Die Mailänder Zeitung CORRIERE DELLA SERA analysiert zusammen mit der Gesundheitsreform auch den Rücktritt von IG-Metall-Chef Klaus Zwickel.

'Nach so einem Tag wird es schwierig sein, die Legende des blockierten Riesen weiter aufrecht zu halten, diesen Gemeinplatz des starken, aber gelähmten Deuschlands, das unfähig ist, sich zu rühren und gemäß den Anforderungen in den Zeiten der Globalisierung zu modernisieren. Innerhalb von wenigen Stunden sind zwei Pfeiler des Systems in seinen Grundfesten erschüttert worden, was sich als Anstoß zu einer lang erwarteten Ära des strukturellen Wandels erweisen könnte. Die Einigung über die Reform im Gesundheitswesen und der Rücktritt von Klaus Zwickel von der Spitze der IG Metall haben zwar nichts miteinander zu tun.

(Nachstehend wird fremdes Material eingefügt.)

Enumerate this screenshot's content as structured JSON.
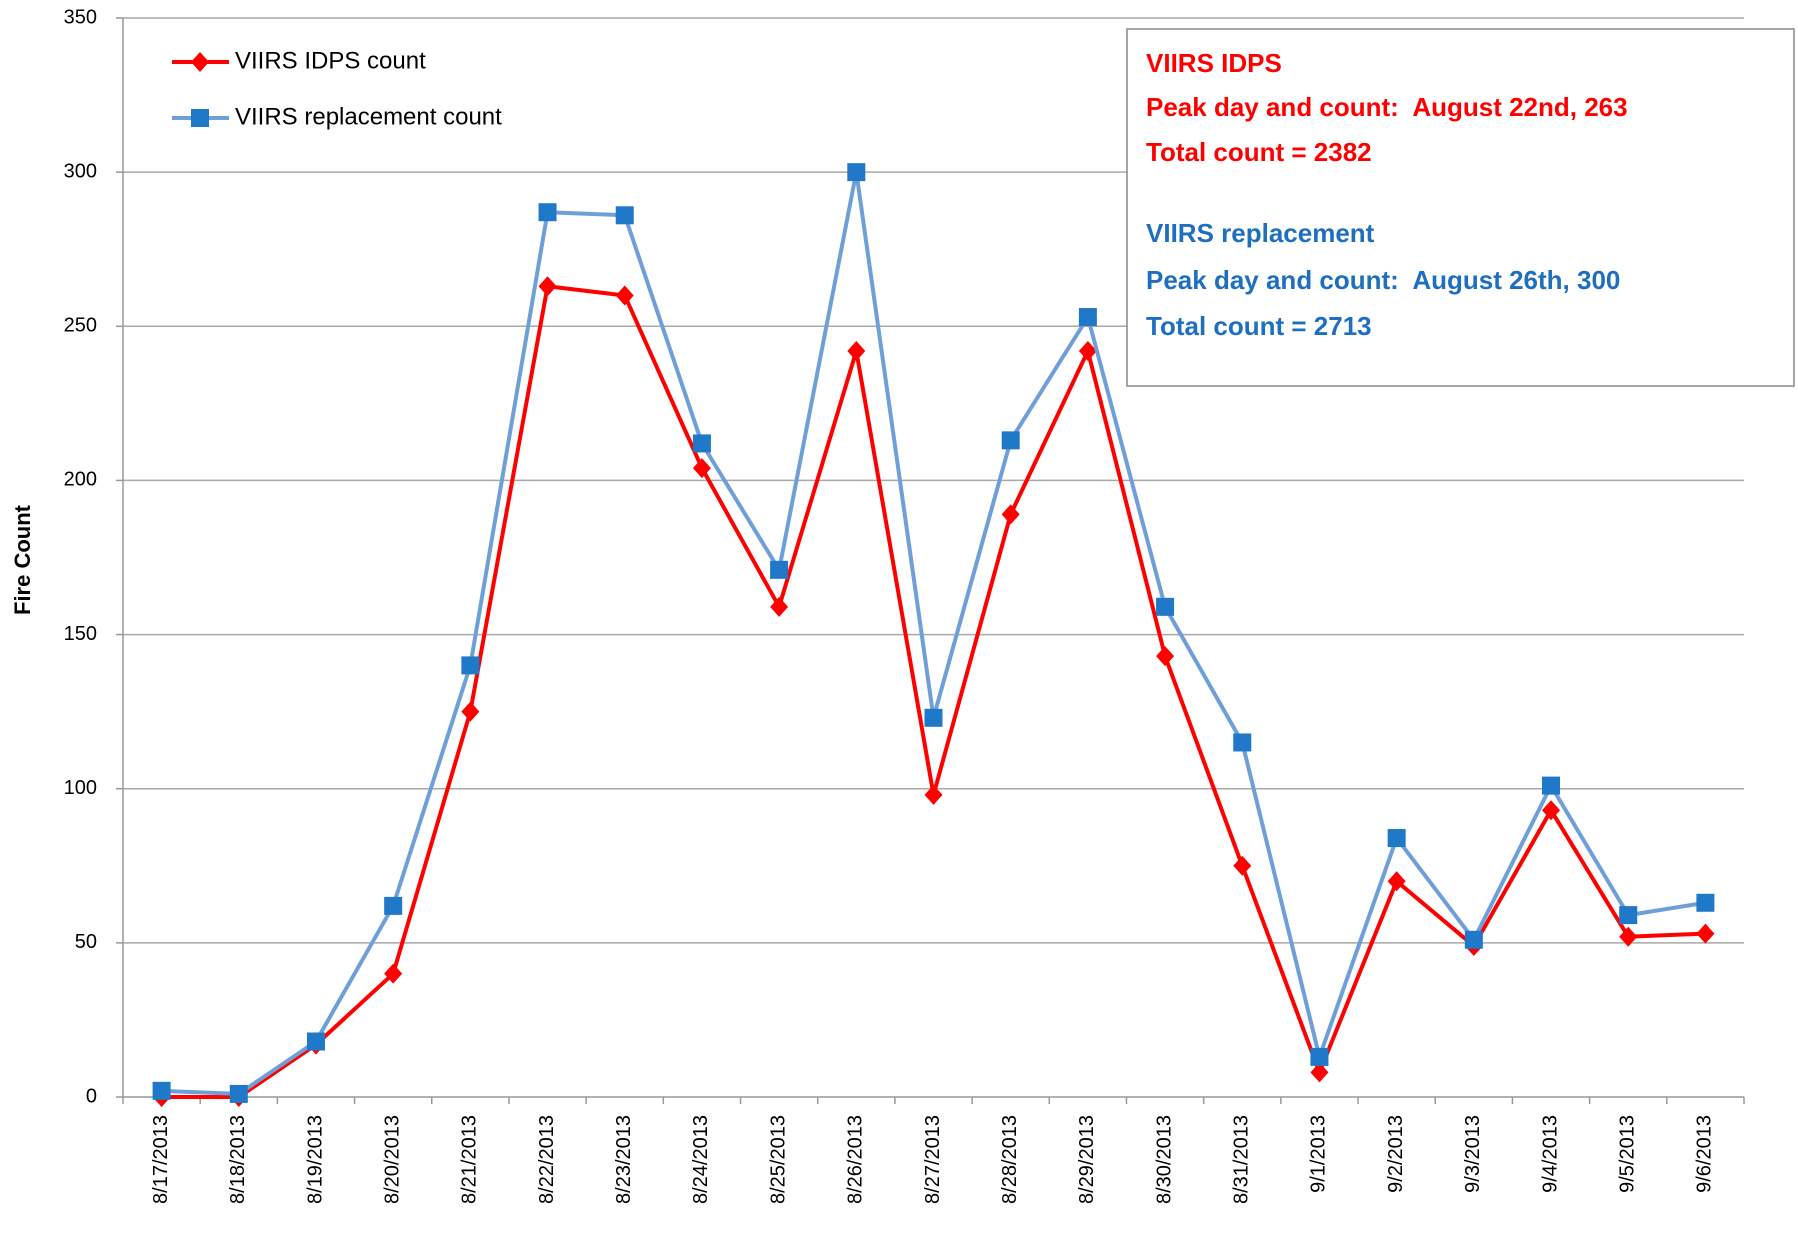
{
  "chart_data": {
    "type": "line",
    "ylabel": "Fire Count",
    "categories": [
      "8/17/2013",
      "8/18/2013",
      "8/19/2013",
      "8/20/2013",
      "8/21/2013",
      "8/22/2013",
      "8/23/2013",
      "8/24/2013",
      "8/25/2013",
      "8/26/2013",
      "8/27/2013",
      "8/28/2013",
      "8/29/2013",
      "8/30/2013",
      "8/31/2013",
      "9/1/2013",
      "9/2/2013",
      "9/3/2013",
      "9/4/2013",
      "9/5/2013",
      "9/6/2013"
    ],
    "series": [
      {
        "name": "VIIRS IDPS count",
        "color": "#ff0000",
        "marker": "diamond",
        "values": [
          0,
          0,
          17,
          40,
          125,
          263,
          260,
          204,
          159,
          242,
          98,
          189,
          242,
          143,
          75,
          8,
          70,
          49,
          93,
          52,
          53
        ]
      },
      {
        "name": "VIIRS replacement count",
        "color": "#6f9fd8",
        "marker_color": "#1f78c8",
        "marker": "square",
        "values": [
          2,
          1,
          18,
          62,
          140,
          287,
          286,
          212,
          171,
          300,
          123,
          213,
          253,
          159,
          115,
          13,
          84,
          51,
          101,
          59,
          63
        ]
      }
    ],
    "ylim": [
      0,
      350
    ],
    "yticks": [
      0,
      50,
      100,
      150,
      200,
      250,
      300,
      350
    ],
    "grid": true,
    "legend": "upper left",
    "annotations": [
      {
        "text": "VIIRS IDPS",
        "color": "#ff0000"
      },
      {
        "text": "Peak day and count:  August 22nd, 263",
        "color": "#ff0000"
      },
      {
        "text": "Total count = 2382",
        "color": "#ff0000"
      },
      {
        "text": "VIIRS replacement",
        "color": "#1f6fc0"
      },
      {
        "text": "Peak day and count:  August 26th, 300",
        "color": "#1f6fc0"
      },
      {
        "text": "Total count = 2713",
        "color": "#1f6fc0"
      }
    ]
  }
}
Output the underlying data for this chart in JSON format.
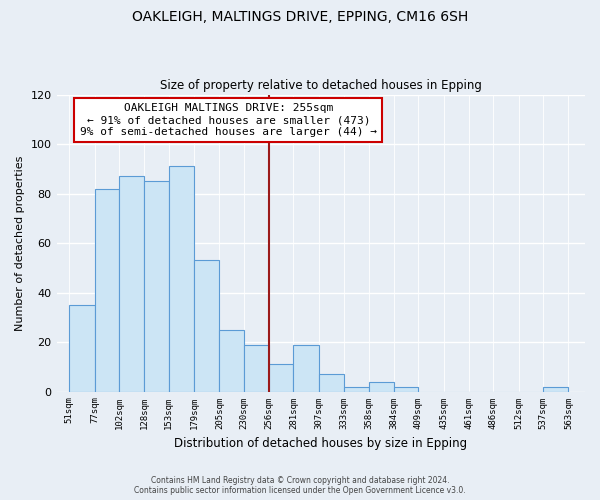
{
  "title": "OAKLEIGH, MALTINGS DRIVE, EPPING, CM16 6SH",
  "subtitle": "Size of property relative to detached houses in Epping",
  "xlabel": "Distribution of detached houses by size in Epping",
  "ylabel": "Number of detached properties",
  "bins": [
    51,
    77,
    102,
    128,
    153,
    179,
    205,
    230,
    256,
    281,
    307,
    333,
    358,
    384,
    409,
    435,
    461,
    486,
    512,
    537,
    563
  ],
  "counts": [
    35,
    82,
    87,
    85,
    91,
    53,
    25,
    19,
    11,
    19,
    7,
    2,
    4,
    2,
    0,
    0,
    0,
    0,
    0,
    2
  ],
  "bar_color": "#cce5f5",
  "bar_edge_color": "#5b9bd5",
  "vline_x": 256,
  "vline_color": "#9b1a1a",
  "annotation_title": "OAKLEIGH MALTINGS DRIVE: 255sqm",
  "annotation_line1": "← 91% of detached houses are smaller (473)",
  "annotation_line2": "9% of semi-detached houses are larger (44) →",
  "annotation_box_color": "#ffffff",
  "annotation_box_edge": "#cc0000",
  "footer_line1": "Contains HM Land Registry data © Crown copyright and database right 2024.",
  "footer_line2": "Contains public sector information licensed under the Open Government Licence v3.0.",
  "ylim": [
    0,
    120
  ],
  "xlim_left": 38,
  "xlim_right": 580,
  "background_color": "#e8eef5",
  "grid_color": "#ffffff",
  "yticks": [
    0,
    20,
    40,
    60,
    80,
    100,
    120
  ]
}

Aber die Symbolhaftigkeit, in der die Geschichte nun einmal ein Meister ist, lässt beide Ereignisse wie eine Bewegung in Richtung Erneuerung erscheinen. Und lässt die Erwartungen eines weniger verschwenderischen und belastenden Sozialstaates aufkommen sowie von flexibleren Beziehungen in der Arbeitswelt, die weniger von der Allmacht der Gewerkschaften bestimmt werden.' Soweit das italienische Blatt Corriere delle Sera.

In der französischen Zeitung LE MONDE heißt es:

'Deutschland bewegt sich und Europa muss sich darüber freuen. Der erzielte Kompromiss zwischen der sozialdemokratischen Regierung und der christdemokratischen Opposition über die Gesundheitsreform ist von erstrangiger Bedeutung. Dadurch wird eine Erleichterung eines der weltweit kostspieligsten bürokratischen Systeme erreicht. Darüber hinaus bestärkt sie den Kanzler in seinem Bemühen, einige Strukturreformen durchzusetzen und der wichtigsten europäischen Wirtschaftskraft neue Dynamik zu verleihen.'

Die in London erscheinende FINANCIAL TIMES warnt davor, die Gesundheitsreform zu zerreden.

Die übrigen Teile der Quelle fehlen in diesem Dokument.